In some cases, the rudeness might be less about tone or demeanor and more about the substance of a remark. In that case, be direct that it’s rude and needs to stop. For example, if a co-worker snidely remarks on your recent weight gain, an effective response is, “Wow, that’s really rude.” Ideally you’d also add, “Please don’t comment on my body.”

If the rudeness is part of a pattern, you might try addressing it as a whole. Years ago, I worked with someone who didn’t deal with stress well and would take his frustration out on colleagues. I think he must have known on some level he was doing that, but the fact no one had called him out on it had made it easy for him to keep doing it. I finally said something like this to him: “I like working with you, but I don’t know if you realize how you talk to me sometimes. You can come across like you don’t want to listen to what I have to say or that you’re annoyed with what I’m saying. It can make working together pretty hard. Do you think you could rein that in?” To my surprise, it seemed to disarm him and he was much easier to work with after that. (This doesn’t mean you’ll always get an easy resolution, of course! But it’s a reasonable thing to say, and it’s worth a shot.)

[See: 10 Reasons to Quit Your Job Already.]

If it’s extreme, report it. If a colleague is a little snippy here and there, try the advice above. But if someone crosses the line into overt hostility or abusiveness, or if the behavior is so frequent that it interferes with your ability to do your job, that’s something the person’s manager should hear about.
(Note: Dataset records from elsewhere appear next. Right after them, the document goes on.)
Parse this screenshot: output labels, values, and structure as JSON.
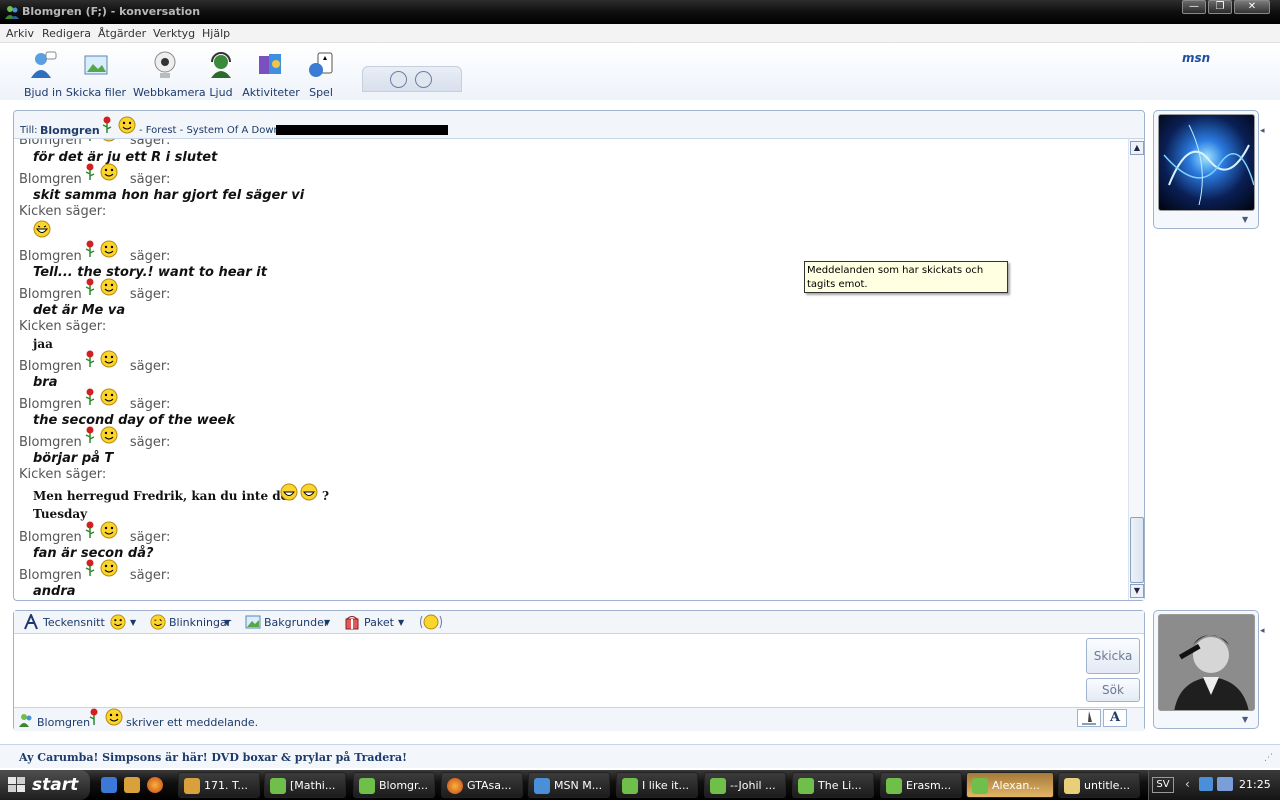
{
  "window": {
    "title": "Blomgren (F;) - konversation",
    "buttons": {
      "minimize": "—",
      "maximize": "❐",
      "close": "✕"
    }
  },
  "menu": [
    "Arkiv",
    "Redigera",
    "Åtgärder",
    "Verktyg",
    "Hjälp"
  ],
  "toolbar": {
    "items": [
      "Bjud in",
      "Skicka filer",
      "Webbkamera",
      "Ljud",
      "Aktiviteter",
      "Spel"
    ],
    "logo": "msn"
  },
  "header": {
    "to_label": "Till:",
    "contact": "Blomgren",
    "song": "- Forest - System Of A Down"
  },
  "chat": {
    "says": "säger:",
    "entries": [
      {
        "sender": "Blomgren",
        "text": "för det är ju ett R i slutet"
      },
      {
        "sender": "Blomgren",
        "text": "skit samma hon har gjort fel säger vi"
      },
      {
        "sender": "Kicken",
        "text": ""
      },
      {
        "sender": "Blomgren",
        "text": "Tell... the story.! want to hear it"
      },
      {
        "sender": "Blomgren",
        "text": "det är Me va"
      },
      {
        "sender": "Kicken",
        "text": "jaa"
      },
      {
        "sender": "Blomgren",
        "text": "bra"
      },
      {
        "sender": "Blomgren",
        "text": "the second day of the week"
      },
      {
        "sender": "Blomgren",
        "text": "börjar på T"
      },
      {
        "sender": "Kicken",
        "text": "Men herregud Fredrik, kan du inte det",
        "text_suffix": "?",
        "text2": "Tuesday"
      },
      {
        "sender": "Blomgren",
        "text": "fan är secon då?"
      },
      {
        "sender": "Blomgren",
        "text": "andra"
      }
    ]
  },
  "tooltip": "Meddelanden som har skickats och tagits emot.",
  "format_bar": {
    "font": "Teckensnitt",
    "winks": "Blinkningar",
    "backgrounds": "Bakgrunder",
    "packages": "Paket"
  },
  "input": {
    "value": "",
    "send": "Skicka",
    "search": "Sök"
  },
  "status": {
    "name": "Blomgren",
    "typing": "skriver ett meddelande."
  },
  "ad": "Ay Carumba! Simpsons är här! DVD boxar & prylar på Tradera!",
  "taskbar": {
    "start": "start",
    "tasks": [
      "171. T...",
      "[Mathi...",
      "Blomgr...",
      "GTAsa...",
      "MSN M...",
      "I like it...",
      "--Johil ...",
      "The Li...",
      "Erasm...",
      "Alexan...",
      "untitle..."
    ],
    "active_task": "Alexan...",
    "language": "SV",
    "clock": "21:25"
  },
  "colors": {
    "accent": "#1c3a6a",
    "border": "#9fb3d1",
    "tooltip_bg": "#ffffe1"
  }
}
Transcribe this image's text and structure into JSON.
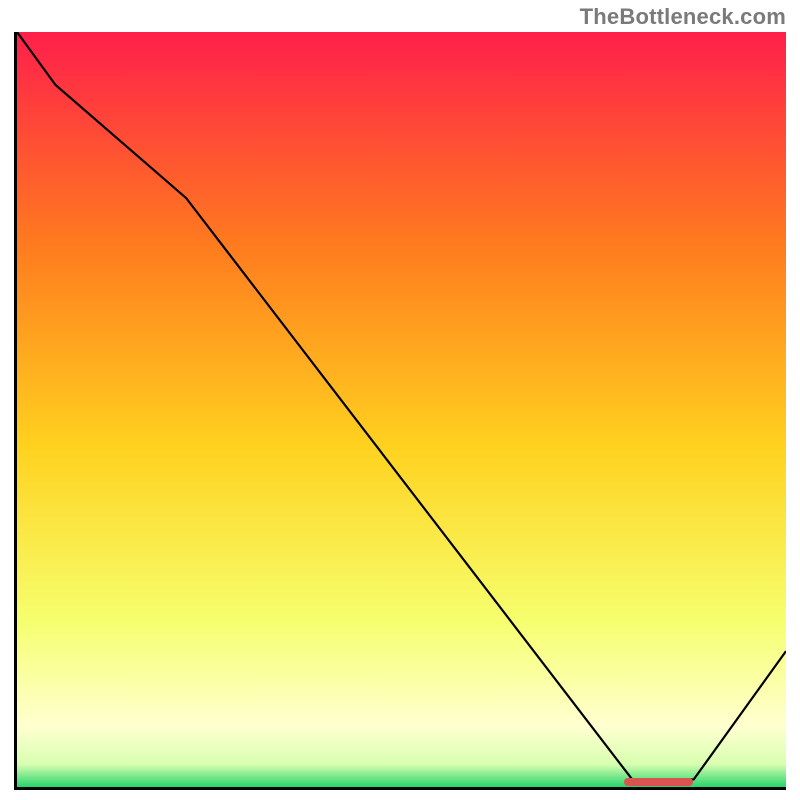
{
  "watermark": "TheBottleneck.com",
  "colors": {
    "gradient_top": "#ff1f4b",
    "gradient_upper_mid": "#ff7a1f",
    "gradient_mid": "#ffd21f",
    "gradient_lower_mid": "#f6ff6e",
    "gradient_near_bottom": "#d8ffb0",
    "gradient_bottom": "#27d36b",
    "curve": "#000000",
    "marker": "#d9544f",
    "axis": "#000000"
  },
  "chart_data": {
    "type": "line",
    "title": "",
    "xlabel": "",
    "ylabel": "",
    "xlim": [
      0,
      100
    ],
    "ylim": [
      0,
      100
    ],
    "categories": [
      0,
      5,
      22,
      80,
      88,
      100
    ],
    "series": [
      {
        "name": "curve",
        "values": [
          100,
          93,
          78,
          1,
          1,
          18
        ]
      }
    ],
    "marker": {
      "x_start": 79,
      "x_end": 88,
      "y": 1
    },
    "gradient_stops": [
      {
        "pct": 0,
        "color": "#ff1f4b"
      },
      {
        "pct": 28,
        "color": "#ff7a1f"
      },
      {
        "pct": 55,
        "color": "#ffd21f"
      },
      {
        "pct": 78,
        "color": "#f6ff6e"
      },
      {
        "pct": 92,
        "color": "#ffffd0"
      },
      {
        "pct": 97,
        "color": "#d8ffb0"
      },
      {
        "pct": 100,
        "color": "#27d36b"
      }
    ]
  }
}
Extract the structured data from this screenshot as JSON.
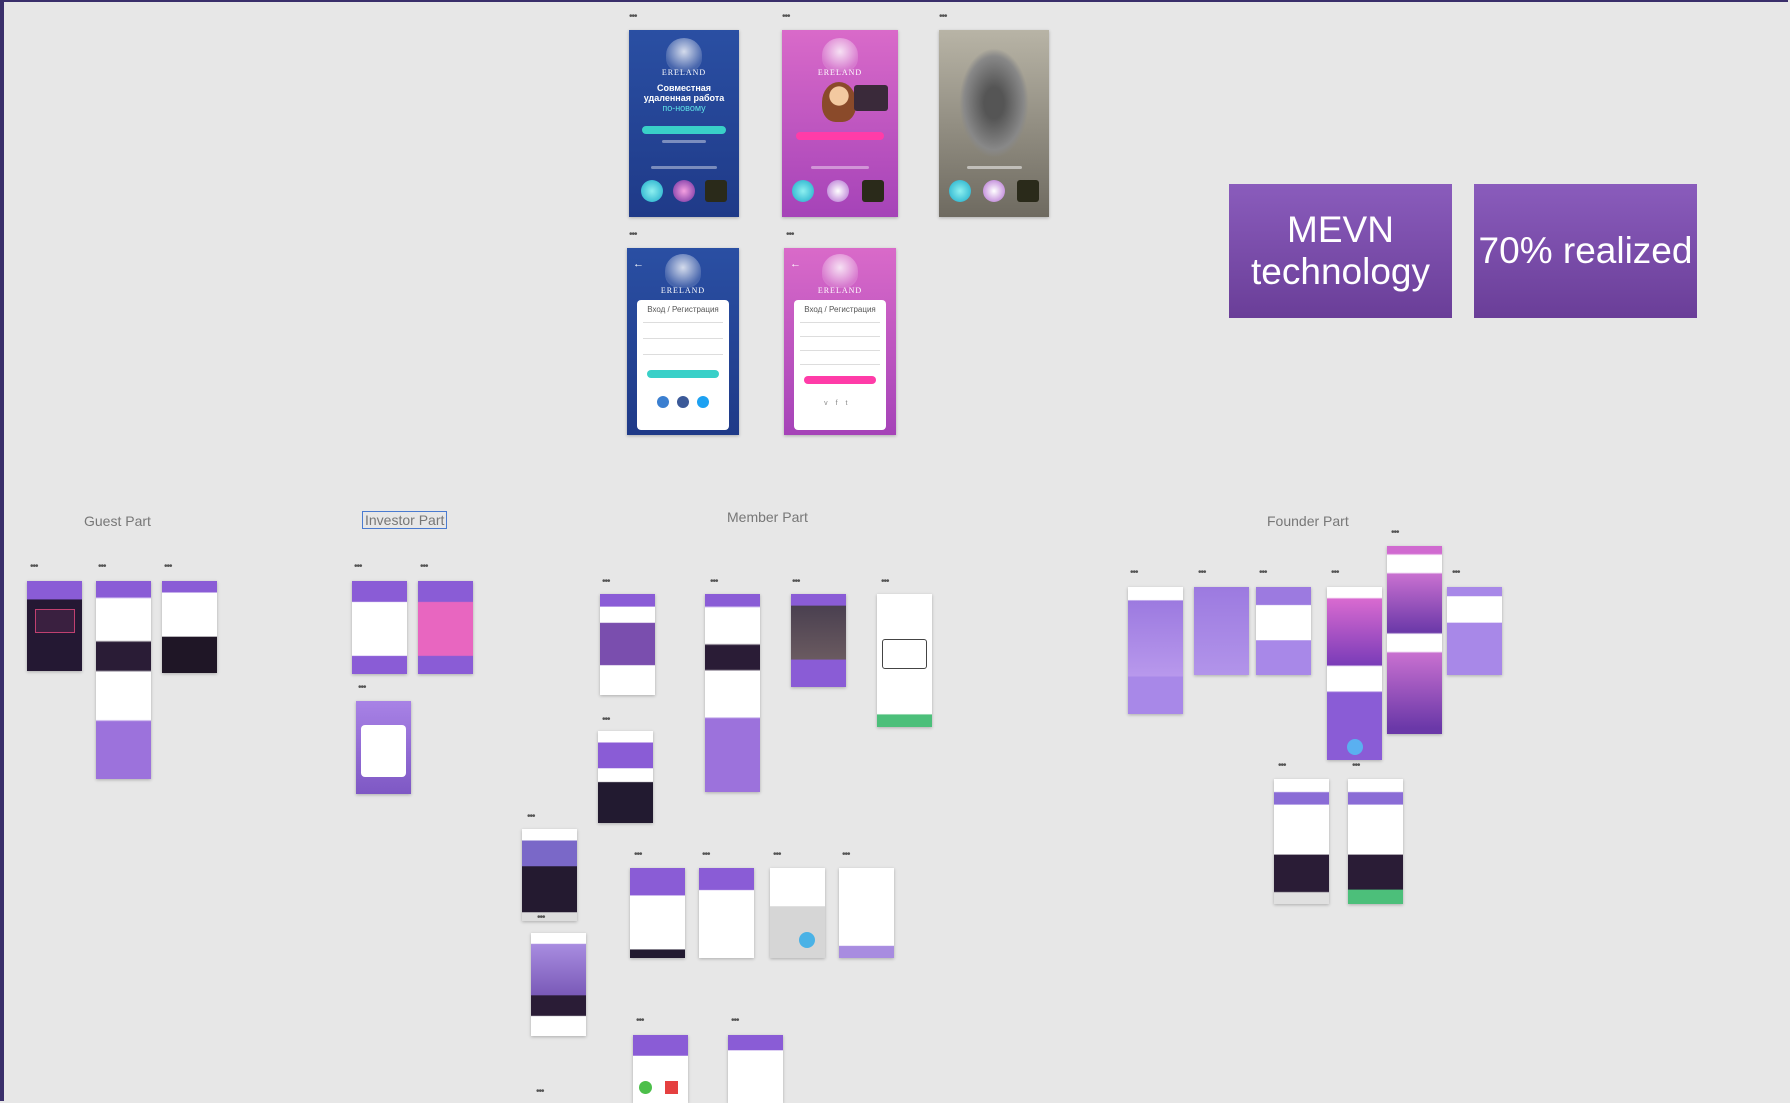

And of course, if you are the person’s manager, chronic rudeness is something that you need to address forthrightly. Managers sometimes hesitate to address interpersonal problems, figuring that it’s not really about the person’s work — but treating people politely is as much a part of what you need from a staff member as quality work. And if you don’t address rudeness, it will poison the working environment for the rest of your team, so it’s crucial to address it and make it clear that being civil to colleagues isn’t optional.